No livro “Rock in Rio – A história do maior festival de música do mundo”, o escritor Luiz Felipe Carneiro destacou a passagem de Freddie Mercury pelo evento em janeiro de 1985.

Segundo relatos, o vocalista da banda Queen visitou vários pontos gays do Rio de Janeiro e teria conhecido a Galeria Alaska e o restaurante La Mole. Também teve um caso com um motorista responsável pelo seu transporte no país. Não há foto do motorista, infelizmente. Nesta época, inclusive, ele namorava o Jim Hutton.

Luiz Felipe Carneiro também conta em seu livro uma cena pra lá de curiosa envolvendo o cantor de “Love of my life” e outros hits. Mercury teria implicado com Ney Matogrosso, Elba Ramalho e Erasmo Carlos. Os artistas brasileiros estavam no mesmo corredor de camarins do artista britânico, que implicou com a presença dos outros nacionais.

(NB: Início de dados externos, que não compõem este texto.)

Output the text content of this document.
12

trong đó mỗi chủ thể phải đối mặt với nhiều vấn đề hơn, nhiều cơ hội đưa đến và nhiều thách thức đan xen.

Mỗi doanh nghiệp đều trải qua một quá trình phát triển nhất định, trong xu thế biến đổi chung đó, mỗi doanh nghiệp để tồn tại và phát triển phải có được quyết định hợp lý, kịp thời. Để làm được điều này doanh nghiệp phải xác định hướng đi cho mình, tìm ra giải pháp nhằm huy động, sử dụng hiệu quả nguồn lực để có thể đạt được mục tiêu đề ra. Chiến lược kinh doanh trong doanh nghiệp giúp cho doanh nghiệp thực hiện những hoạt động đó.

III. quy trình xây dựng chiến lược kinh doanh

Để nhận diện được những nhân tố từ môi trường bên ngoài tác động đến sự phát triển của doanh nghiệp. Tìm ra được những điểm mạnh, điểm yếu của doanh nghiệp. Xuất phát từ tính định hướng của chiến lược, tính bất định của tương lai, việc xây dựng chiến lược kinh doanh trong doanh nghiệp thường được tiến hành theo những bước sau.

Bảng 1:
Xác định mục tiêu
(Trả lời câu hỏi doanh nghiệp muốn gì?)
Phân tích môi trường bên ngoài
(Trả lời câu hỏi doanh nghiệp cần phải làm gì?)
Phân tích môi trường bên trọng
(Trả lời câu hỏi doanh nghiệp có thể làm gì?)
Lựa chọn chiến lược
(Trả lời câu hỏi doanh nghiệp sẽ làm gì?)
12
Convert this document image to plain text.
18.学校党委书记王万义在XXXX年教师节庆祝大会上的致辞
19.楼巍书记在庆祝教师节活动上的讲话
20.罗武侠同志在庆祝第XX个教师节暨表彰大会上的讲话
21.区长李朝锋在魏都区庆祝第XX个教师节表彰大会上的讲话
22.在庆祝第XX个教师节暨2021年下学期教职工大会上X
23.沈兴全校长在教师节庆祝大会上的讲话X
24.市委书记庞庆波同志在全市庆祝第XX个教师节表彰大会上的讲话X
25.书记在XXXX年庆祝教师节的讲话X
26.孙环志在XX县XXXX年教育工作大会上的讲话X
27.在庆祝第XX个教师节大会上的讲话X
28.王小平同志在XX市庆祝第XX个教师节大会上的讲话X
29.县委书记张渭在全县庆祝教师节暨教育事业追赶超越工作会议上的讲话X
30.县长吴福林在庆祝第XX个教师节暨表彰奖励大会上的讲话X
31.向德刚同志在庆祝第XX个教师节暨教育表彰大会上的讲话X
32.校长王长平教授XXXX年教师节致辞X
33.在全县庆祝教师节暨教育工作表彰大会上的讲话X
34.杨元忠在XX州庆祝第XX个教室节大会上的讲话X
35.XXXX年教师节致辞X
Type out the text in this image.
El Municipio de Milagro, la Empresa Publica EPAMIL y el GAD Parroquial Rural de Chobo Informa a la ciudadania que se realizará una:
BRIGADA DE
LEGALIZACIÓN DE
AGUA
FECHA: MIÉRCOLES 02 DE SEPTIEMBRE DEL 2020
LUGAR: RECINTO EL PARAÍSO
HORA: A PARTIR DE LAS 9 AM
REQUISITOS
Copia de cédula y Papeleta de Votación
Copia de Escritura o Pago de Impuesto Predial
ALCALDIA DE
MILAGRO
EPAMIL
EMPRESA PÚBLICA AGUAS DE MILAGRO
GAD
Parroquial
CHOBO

Freddie Mercury no Rio, em 1985

Freddie Mercury perguntou “Quem são?” para Amin Khader, responsável pela recepção do artista no evento. “São artistas do mesmo gabarito seu”, respondeu Khader. O líder do Queen retrucou no mesmo instante: “Não são, tanto que me conhecem, e não os conheço!”.

A primeira vez que Freddie veio para a América Latina, foi em 1981. Em sua passagem por Buenos Aires, ficou BBF de Diego Maradona.

Maradona no backstage com Queen
Maradona no backstage com Queen

Performances

Durante sua carreira com o Queen, Mercury realizou mais de setecentos concertos ao redor do mundo em quinze anos em todos os continentes, exceto a Antártida. O Queen foi a primeira banda europeia a fazer turnês na América do Sul, com datas na Argentina, Brasil e Venezuela, e também foi o primeiro grupo a se apresentar na África do Sul, um acontecimento que causou polêmica, pois, naquela época, se apresentar na África significava, aos olhos da política, que o indivíduo apoiava o apartheid (separatismo racial), acusações que foram recebidas como piada pelo grupo.

O Queen se tornou célebre por esses e outros feitos, na época, únicos, como se apresentar para cerca de seiscentas mil pessoas no Rock in Rio de 1985, e também ter realizado um concerto para oitenta mil pessoas na Hungria em 1986.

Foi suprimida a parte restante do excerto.